Toulouse : il achète un appartement pour sa terrasse de 75 m² et découvre qu’elle est interdite d’accès
Acheter un bien immobilier est souvent le projet d’une vie. Mais quand la réalité ne correspond pas à l’annonce, le rêve peut virer au cauchemar. À Toulouse, un acheteur a ainsi découvert que la terrasse promontoire de son appartement n’était finalement qu’une illusion. Le tribunal judiciaire de la ville rose vient de trancher.
Un appartement toulousain vendu avec une terrasse inaccessible
En 2022, un acheteur fait l’acquisition d’un appartement de deux pièces à Toulouse pour la somme de 350 000 euros. L’annonce immobilière mettait en avant un atout de taille : une terrasse privative de 75 m². Un argument qui a largement pesé dans la décision d’achat.

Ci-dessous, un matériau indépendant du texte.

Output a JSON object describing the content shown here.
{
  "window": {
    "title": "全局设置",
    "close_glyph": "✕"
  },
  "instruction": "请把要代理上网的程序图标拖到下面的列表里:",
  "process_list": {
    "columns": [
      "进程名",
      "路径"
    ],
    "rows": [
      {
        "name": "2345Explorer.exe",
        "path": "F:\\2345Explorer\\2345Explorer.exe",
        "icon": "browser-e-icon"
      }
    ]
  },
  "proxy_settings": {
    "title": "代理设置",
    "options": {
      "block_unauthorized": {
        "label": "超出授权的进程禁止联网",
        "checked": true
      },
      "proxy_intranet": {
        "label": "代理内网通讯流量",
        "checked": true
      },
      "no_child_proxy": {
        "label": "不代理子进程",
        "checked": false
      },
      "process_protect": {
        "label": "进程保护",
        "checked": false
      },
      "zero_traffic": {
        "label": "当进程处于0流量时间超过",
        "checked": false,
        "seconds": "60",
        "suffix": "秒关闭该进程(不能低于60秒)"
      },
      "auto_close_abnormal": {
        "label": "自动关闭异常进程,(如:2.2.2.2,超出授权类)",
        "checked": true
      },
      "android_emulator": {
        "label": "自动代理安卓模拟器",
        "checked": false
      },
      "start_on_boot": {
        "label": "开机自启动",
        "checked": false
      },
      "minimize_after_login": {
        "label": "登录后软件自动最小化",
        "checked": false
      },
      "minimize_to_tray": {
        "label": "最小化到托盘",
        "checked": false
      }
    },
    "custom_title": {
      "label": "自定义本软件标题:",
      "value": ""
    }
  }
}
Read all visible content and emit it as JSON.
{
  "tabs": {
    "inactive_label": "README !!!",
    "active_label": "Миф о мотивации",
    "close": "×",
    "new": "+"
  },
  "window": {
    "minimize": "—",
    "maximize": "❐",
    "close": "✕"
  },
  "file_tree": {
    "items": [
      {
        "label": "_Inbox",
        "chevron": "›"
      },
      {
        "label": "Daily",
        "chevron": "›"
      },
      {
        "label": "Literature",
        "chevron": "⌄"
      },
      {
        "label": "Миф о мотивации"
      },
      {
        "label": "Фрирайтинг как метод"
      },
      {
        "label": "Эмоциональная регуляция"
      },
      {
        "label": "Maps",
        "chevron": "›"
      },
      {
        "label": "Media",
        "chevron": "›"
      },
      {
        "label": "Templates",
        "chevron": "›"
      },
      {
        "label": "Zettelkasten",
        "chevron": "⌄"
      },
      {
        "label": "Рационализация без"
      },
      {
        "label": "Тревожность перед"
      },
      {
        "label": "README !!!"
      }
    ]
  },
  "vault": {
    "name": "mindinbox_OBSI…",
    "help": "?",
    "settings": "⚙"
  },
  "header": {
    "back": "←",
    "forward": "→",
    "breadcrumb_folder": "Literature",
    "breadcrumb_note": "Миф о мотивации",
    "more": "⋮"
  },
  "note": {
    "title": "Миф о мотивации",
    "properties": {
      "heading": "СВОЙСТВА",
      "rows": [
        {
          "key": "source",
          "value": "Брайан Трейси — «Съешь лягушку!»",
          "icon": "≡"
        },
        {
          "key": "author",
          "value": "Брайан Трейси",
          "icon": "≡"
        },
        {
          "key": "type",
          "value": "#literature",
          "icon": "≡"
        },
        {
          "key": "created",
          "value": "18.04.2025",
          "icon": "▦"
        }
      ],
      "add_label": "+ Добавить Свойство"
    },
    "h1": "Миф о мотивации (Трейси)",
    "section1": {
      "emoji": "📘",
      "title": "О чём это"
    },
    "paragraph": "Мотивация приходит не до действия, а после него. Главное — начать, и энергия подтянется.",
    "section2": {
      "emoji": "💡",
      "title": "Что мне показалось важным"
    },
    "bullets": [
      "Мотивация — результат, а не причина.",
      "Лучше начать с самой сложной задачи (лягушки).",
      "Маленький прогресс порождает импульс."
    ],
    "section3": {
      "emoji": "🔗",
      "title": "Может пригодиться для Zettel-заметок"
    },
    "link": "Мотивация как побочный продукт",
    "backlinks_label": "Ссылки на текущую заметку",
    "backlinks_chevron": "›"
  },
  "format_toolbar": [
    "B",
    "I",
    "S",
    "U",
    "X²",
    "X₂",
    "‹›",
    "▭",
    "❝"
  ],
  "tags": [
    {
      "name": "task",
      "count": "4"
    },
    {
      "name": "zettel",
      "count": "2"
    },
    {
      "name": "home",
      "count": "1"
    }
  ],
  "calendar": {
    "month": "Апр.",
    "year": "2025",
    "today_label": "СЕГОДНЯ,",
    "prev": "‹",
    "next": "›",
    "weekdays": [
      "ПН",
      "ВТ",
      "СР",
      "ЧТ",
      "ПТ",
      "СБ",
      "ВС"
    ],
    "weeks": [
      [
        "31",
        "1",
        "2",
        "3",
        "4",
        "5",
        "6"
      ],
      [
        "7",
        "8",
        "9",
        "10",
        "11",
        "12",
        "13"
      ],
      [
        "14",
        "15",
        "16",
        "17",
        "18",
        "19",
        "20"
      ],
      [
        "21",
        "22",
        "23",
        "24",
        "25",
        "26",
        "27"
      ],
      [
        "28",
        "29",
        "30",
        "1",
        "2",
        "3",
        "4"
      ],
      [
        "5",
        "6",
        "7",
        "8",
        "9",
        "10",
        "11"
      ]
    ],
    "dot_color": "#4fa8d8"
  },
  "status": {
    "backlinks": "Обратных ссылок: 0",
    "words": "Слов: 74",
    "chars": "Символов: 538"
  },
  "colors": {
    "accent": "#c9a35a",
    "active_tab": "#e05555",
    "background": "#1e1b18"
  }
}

Mais après son emménagement, la désillusion fut totale. La copropriété lui notifie que cet espace extérieur tant convoité n’est en réalité qu’un toit-terrasse commun, dont l’accès lui est strictement interdit.
Des installations à retirer immédiatement
Non seulement l’accès à la terrasse lui a été refusé, mais le nouveau propriétaire a également dû retirer les installations qu’il avait commencé à y placer. Une double peine pour celui qui pensait profiter d’un espace extérieur privatif en plein cœur de la ville.
Une procédure judiciaire aux multiples parties
Face à cette situation, l’acheteur a décidé de porter l’affaire devant la justice. Il a assigné plusieurs parties : le vendeur de l’appartement, l’agence immobilière en charge de la transaction, ainsi que les notaires ayant instrumenté la vente.
Le montant réclamé était conséquent : plus de 140 000 euros de préjudices. Une somme censée compenser la perte de valeur du bien et le préjudice moral subi.
Vendeurs et notaires mis hors de cause
Le tribunal judiciaire de Toulouse a toutefois estimé que les vendeurs et les notaires n’étaient pas responsables de la situation. Selon la décision, les documents fournis avant la vente étaient suffisamment clairs concernant le statut juridique de la terrasse.
Un élément qui a également pesé dans la balance : l’acheteur était lui-même en formation dans le secteur immobilier au moment de l’acquisition. Il était donc censé disposer des connaissances nécessaires pour vérifier ces aspects techniques.
L’agence immobilière condamnée pour manquement professionnel
Si vendeurs et notaires ont été exonérés, l’agence immobilière n’a pas eu la même chance. Le tribunal a retenu un manquement à l’obligation de conseil et de loyauté à son encontre.
L’annonce immobilière, rédigée et diffusée par l’agence, présentait clairement la terrasse comme un espace privatif. Une information trompeuse qui a induit l’acheteur en erreur et justifié la condamnation.
6 000 euros de dommages et intérêts
L’agence a été condamnée à verser un total de 6 000 euros à l’acquéreur. Cette somme se décompose en deux parties égales : 3 000 euros pour le préjudice moral subi et 3 000 euros au titre des frais de procédure.
Une décision qui rappelle aux professionnels de l’immobilier l’importance de la rigueur dans la rédaction des annonces et l’obligation de vérifier les informations communiquées aux potentiels acquéreurs.